His testimony is the latest in a case that is described as the biggest class-action lawsuit in Canadian history.

It’s not common for experts to be excluded from testifying, one of the tobacco lawyers said. But he argued that the court had an obligation to prevent Proctor’s testimony.

“The Supreme Court has said as recently as 2011 that the court has a gatekeeper function,” said Doug Mitchell, a lawyer representing JTI-Macdonald.

He and other tobacco company lawyers argued that not only is Proctor biased, he knows nothing about Canada or Quebec, and he cites documents not in the record in his report.

Another lawyer, Simon Potter, representing Rothmans, Benson & Hedges, questioned whether Proctor’s testimony was necessary.

“Is this person, this expert, going to help the court, as an expert should, with objective, helpful advice from a specialized field when the court is unable to decide without it?” Potter said.

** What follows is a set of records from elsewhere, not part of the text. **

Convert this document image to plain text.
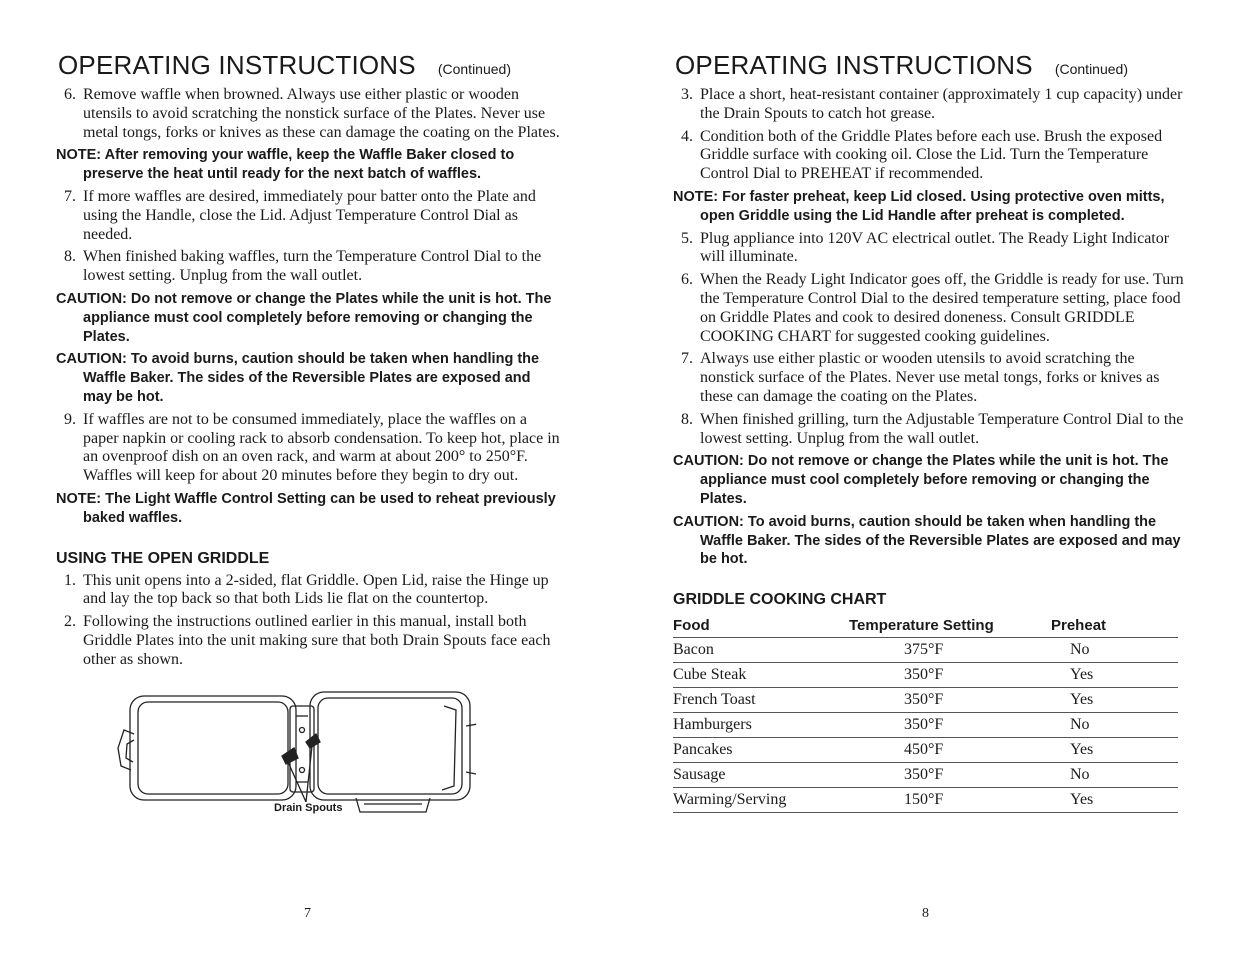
OPERATING INSTRUCTIONS (Continued)
6. Remove waffle when browned. Always use either plastic or wooden utensils to avoid scratching the nonstick surface of the Plates. Never use metal tongs, forks or knives as these can damage the coating on the Plates.
NOTE: After removing your waffle, keep the Waffle Baker closed to preserve the heat until ready for the next batch of waffles.
7. If more waffles are desired, immediately pour batter onto the Plate and using the Handle, close the Lid. Adjust Temperature Control Dial as needed.
8. When finished baking waffles, turn the Temperature Control Dial to the lowest setting. Unplug from the wall outlet.
CAUTION: Do not remove or change the Plates while the unit is hot. The appliance must cool completely before removing or changing the Plates.
CAUTION: To avoid burns, caution should be taken when handling the Waffle Baker. The sides of the Reversible Plates are exposed and may be hot.
9. If waffles are not to be consumed immediately, place the waffles on a paper napkin or cooling rack to absorb condensation. To keep hot, place in an ovenproof dish on an oven rack, and warm at about 200° to 250°F. Waffles will keep for about 20 minutes before they begin to dry out.
NOTE: The Light Waffle Control Setting can be used to reheat previously baked waffles.
USING THE OPEN GRIDDLE
1. This unit opens into a 2-sided, flat Griddle. Open Lid, raise the Hinge up and lay the top back so that both Lids lie flat on the countertop.
2. Following the instructions outlined earlier in this manual, install both Griddle Plates into the unit making sure that both Drain Spouts face each other as shown.
Drain Spouts
7
OPERATING INSTRUCTIONS (Continued)
3. Place a short, heat-resistant container (approximately 1 cup capacity) under the Drain Spouts to catch hot grease.
4. Condition both of the Griddle Plates before each use. Brush the exposed Griddle surface with cooking oil. Close the Lid. Turn the Temperature Control Dial to PREHEAT if recommended.
NOTE: For faster preheat, keep Lid closed. Using protective oven mitts, open Griddle using the Lid Handle after preheat is completed.
5. Plug appliance into 120V AC electrical outlet. The Ready Light Indicator will illuminate.
6. When the Ready Light Indicator goes off, the Griddle is ready for use. Turn the Temperature Control Dial to the desired temperature setting, place food on Griddle Plates and cook to desired doneness. Consult GRIDDLE COOKING CHART for suggested cooking guidelines.
7. Always use either plastic or wooden utensils to avoid scratching the nonstick surface of the Plates. Never use metal tongs, forks or knives as these can damage the coating on the Plates.
8. When finished grilling, turn the Adjustable Temperature Control Dial to the lowest setting. Unplug from the wall outlet.
CAUTION: Do not remove or change the Plates while the unit is hot. The appliance must cool completely before removing or changing the Plates.
CAUTION: To avoid burns, caution should be taken when handling the Waffle Baker. The sides of the Reversible Plates are exposed and may be hot.
GRIDDLE COOKING CHART
Food	Temperature Setting	Preheat
Bacon	375°F	No
Cube Steak	350°F	Yes
French Toast	350°F	Yes
Hamburgers	350°F	No
Pancakes	450°F	Yes
Sausage	350°F	No
Warming/Serving	150°F	Yes
8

“I think the answer is no.”

But the lawyers representing two plaintiffs dismissed the arguments from Big Tobacco and said it wasn’t Proctor’s mandate to know Canadian tobacco history.

“Based on a lifetime’s work, you have certain ideas, based on evidence,” said plaintiff lawyer Bruce Johnston. “Surely that cannot disqualify you from working on a file because that would result in the most qualified people being excluded.”

Plenty of witnesses have already appeared before the Quebec Superior Court since the trial began last March, including numerous former and current tobacco industry executives.

The case has already heard more than 80 days of testimony with thousands of pages of documents filed into evidence.

It has taken 13 years to reach the trial phase. It stems from two cases that were filed in 1998, certified and consolidated in 2005 by Quebec Superior Court, and there were motions, delays and appeals before it got underway in 2012.

Proctor’s testimony on his report begins Tuesday morning.